After that, disregarding all warnings, he went out alone when Heidi was in the bath. Well, what was she supposed to do? She’d tried, but he wouldn’t appreciate her efforts. Perhaps her mother had been right. It’s not likely that he was present when the heavy wooden doors of the Zeughaus opened for a show of captured Soviet weapons (and an assassination attempt upon Hitler failed there, thanks perhaps to the vigilance of the facade’s stone helmets turned everywhere in different directions), because who would have wanted to take responsibility for allowing Vlasov near our Führer? Still, he could have his little promenades; he could breathe the summer breath of linden trees. A girls’ corps with their rakes held gun-straight against their shoulders were marching to the harvest. (An old pensioner was saying to his wife: According to our concentration of strength… ) Strik-Strikfeldt, who happened to be standing right around the corner, invited Vlasov to speak to an association of military convalescents, but he declined, wandering listlessly away past a house which had been demolished by an English bomb. His best friend sprinted after him with the enthusiastic ease of a new recruit.—Not that way, dear fellow! Why, there’s the Gestapo over there! They’ll make mincemeat of you! Don’t you remember what happened to Masha? Never mind about that stupid hospital even if they are expecting you; here, let me…

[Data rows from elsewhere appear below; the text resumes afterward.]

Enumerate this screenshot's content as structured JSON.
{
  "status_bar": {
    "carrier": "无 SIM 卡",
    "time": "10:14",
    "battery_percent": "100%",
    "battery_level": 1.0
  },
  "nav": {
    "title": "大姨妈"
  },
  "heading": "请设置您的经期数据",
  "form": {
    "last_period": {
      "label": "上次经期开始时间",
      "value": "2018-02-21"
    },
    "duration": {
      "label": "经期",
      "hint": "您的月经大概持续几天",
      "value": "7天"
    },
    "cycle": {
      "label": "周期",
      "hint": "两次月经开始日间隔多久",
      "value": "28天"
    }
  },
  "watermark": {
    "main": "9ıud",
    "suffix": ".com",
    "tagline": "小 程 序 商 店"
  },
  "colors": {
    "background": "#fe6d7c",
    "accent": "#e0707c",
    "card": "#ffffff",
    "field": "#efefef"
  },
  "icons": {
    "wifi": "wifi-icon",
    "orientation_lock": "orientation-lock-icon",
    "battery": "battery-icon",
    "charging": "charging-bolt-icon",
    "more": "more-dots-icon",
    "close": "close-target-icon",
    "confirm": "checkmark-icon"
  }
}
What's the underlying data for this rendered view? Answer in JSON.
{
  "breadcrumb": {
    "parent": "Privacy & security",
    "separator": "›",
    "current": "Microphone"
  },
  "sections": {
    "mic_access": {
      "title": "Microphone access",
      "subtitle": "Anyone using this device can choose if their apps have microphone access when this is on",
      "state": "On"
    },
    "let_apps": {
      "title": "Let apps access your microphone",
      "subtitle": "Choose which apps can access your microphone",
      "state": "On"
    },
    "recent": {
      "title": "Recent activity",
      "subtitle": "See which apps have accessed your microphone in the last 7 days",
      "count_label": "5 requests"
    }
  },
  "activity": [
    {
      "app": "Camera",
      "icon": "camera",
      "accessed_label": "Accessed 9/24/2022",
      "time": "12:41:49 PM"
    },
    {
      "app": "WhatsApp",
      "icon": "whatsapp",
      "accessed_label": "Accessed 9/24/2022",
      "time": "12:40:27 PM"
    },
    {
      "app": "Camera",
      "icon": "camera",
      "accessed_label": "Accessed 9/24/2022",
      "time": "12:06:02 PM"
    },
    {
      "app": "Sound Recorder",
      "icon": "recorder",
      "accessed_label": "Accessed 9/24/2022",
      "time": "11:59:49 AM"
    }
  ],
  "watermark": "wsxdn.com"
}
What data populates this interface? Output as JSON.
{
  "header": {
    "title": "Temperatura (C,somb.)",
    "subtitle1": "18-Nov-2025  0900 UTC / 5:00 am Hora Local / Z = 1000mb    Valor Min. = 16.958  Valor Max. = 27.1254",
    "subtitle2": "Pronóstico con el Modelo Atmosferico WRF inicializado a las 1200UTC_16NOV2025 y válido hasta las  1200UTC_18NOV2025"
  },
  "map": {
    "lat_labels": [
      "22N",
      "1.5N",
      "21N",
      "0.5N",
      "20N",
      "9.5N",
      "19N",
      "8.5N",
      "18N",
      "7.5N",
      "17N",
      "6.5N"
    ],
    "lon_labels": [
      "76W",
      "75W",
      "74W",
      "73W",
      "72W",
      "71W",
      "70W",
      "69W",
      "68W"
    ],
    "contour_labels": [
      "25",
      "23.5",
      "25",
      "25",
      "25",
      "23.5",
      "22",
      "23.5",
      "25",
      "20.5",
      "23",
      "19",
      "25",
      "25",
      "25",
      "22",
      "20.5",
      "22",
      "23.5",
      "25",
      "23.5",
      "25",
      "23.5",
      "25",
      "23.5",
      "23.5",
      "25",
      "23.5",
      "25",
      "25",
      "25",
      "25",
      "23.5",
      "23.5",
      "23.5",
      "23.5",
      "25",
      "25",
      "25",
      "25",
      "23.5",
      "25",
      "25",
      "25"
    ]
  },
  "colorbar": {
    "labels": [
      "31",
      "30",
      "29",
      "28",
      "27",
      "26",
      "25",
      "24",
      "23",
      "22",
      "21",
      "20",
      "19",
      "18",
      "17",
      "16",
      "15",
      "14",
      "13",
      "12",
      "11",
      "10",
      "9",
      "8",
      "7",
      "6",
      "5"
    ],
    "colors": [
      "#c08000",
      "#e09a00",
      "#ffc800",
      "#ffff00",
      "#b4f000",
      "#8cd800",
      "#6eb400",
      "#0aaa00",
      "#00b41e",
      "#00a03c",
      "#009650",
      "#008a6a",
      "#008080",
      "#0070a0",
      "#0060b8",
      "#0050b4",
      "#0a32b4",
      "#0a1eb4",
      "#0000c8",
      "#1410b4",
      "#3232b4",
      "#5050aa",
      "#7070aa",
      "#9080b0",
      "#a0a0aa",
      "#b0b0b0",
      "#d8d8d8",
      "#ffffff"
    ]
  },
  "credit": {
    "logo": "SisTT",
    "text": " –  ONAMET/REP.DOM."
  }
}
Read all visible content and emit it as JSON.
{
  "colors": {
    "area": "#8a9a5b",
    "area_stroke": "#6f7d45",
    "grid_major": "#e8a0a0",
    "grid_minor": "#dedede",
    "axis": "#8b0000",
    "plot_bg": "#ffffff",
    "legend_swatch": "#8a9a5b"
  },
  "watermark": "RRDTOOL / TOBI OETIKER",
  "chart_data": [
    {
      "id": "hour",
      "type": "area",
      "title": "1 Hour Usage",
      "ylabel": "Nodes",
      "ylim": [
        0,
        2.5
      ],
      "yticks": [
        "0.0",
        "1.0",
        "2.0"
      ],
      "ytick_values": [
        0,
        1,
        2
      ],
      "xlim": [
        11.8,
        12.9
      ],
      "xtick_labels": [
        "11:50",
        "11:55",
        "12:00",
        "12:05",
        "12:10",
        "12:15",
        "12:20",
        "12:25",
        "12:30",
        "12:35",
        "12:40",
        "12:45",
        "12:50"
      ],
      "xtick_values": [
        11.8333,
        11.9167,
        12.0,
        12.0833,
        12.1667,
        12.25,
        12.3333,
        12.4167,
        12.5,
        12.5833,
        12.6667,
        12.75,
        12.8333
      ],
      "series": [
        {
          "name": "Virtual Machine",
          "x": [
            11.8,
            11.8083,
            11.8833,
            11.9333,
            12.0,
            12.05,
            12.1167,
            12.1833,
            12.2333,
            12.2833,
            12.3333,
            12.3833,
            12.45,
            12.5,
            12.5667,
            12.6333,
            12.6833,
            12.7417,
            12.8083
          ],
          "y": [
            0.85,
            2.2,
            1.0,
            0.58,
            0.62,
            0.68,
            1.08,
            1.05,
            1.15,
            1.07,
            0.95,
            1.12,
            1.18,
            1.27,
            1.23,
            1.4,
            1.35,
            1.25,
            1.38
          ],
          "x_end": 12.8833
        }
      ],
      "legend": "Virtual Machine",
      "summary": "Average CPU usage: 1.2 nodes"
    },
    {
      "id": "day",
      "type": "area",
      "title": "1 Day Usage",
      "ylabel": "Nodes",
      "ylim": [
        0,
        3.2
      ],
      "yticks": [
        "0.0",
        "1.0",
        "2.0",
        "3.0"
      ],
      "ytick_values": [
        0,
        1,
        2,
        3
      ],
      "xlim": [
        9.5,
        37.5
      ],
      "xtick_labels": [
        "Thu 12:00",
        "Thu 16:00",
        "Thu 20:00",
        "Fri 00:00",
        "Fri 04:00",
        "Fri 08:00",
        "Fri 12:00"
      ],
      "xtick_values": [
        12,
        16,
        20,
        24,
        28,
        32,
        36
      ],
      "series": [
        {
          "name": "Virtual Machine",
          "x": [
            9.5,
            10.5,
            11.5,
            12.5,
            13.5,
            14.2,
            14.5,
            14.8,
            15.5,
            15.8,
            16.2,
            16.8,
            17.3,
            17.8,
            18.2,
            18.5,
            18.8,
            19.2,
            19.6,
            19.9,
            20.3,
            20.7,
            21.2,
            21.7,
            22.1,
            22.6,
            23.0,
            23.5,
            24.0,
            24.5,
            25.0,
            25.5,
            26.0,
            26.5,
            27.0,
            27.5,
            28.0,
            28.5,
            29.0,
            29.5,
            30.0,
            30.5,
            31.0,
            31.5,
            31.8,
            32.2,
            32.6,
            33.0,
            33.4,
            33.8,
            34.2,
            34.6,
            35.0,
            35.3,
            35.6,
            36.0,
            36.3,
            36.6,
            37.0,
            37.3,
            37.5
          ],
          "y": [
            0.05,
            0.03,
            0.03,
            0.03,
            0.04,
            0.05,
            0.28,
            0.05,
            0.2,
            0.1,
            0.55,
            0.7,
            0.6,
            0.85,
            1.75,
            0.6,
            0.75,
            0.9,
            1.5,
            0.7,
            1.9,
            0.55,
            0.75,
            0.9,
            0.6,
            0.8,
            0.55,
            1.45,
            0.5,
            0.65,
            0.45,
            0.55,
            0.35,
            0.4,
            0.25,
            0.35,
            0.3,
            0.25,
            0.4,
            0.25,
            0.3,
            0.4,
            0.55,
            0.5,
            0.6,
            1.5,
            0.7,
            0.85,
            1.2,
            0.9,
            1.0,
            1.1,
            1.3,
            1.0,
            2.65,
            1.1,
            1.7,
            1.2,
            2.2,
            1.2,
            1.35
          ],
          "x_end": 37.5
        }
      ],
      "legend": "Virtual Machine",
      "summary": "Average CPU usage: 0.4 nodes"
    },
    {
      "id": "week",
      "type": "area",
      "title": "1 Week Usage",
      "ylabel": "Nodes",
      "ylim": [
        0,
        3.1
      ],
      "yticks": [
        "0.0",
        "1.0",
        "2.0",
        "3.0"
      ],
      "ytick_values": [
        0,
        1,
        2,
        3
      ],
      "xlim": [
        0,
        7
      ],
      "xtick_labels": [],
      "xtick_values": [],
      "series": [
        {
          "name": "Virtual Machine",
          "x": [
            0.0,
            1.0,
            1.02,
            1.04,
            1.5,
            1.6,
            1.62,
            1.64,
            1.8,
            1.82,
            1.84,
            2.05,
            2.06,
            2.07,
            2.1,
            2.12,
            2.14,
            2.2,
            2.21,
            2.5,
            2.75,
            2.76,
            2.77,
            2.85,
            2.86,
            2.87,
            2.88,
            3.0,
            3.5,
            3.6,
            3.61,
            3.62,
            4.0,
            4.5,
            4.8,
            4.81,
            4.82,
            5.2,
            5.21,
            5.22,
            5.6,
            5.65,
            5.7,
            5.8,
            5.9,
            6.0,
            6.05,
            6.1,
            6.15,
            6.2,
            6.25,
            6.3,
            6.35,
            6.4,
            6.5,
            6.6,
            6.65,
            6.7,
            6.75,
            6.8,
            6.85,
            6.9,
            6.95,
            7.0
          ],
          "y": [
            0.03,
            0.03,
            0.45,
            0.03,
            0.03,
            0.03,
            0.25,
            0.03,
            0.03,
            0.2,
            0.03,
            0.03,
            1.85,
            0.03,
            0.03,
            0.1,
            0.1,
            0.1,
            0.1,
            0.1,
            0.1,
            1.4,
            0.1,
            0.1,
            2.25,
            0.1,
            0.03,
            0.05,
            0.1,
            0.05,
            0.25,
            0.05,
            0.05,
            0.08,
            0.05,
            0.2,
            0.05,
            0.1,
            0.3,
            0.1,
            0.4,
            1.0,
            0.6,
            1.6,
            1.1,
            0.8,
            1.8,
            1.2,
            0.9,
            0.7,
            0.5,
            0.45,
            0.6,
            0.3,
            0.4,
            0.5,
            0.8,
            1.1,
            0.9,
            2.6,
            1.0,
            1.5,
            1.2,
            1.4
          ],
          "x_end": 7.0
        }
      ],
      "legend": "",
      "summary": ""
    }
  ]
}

In short, Vlasov remained mired in Berlin, whose name ironically derives from a Slavic word: brl, meaning marsh. He could not seem to break out of this limbo. From one blacked out window to the next his tall reflection flicked as pallidly as a lightning-flash. Drinking schnapps, or sitting on the toilet reading Signal magazine, he remembered Vinnitsa, with himself and Strik-Strikfeldt at the rustic table, the pretty stenographer typing everything. Although everybody reassured him that his blueprints for action were still being studied at the highest level, on 8.6.43 the supreme commander himself had said, not without irritation: I don’t need this General Vlasov at all in our rear areas.

With all respect, my Führer, if Vlasov helped keep the Slavs quiet until we’d finished the war, we could release many, many soldiers from anti-partisan operations—

No and again no, Hitler interrupted. No German agency must take seriously the bait contained in the Vlasov program.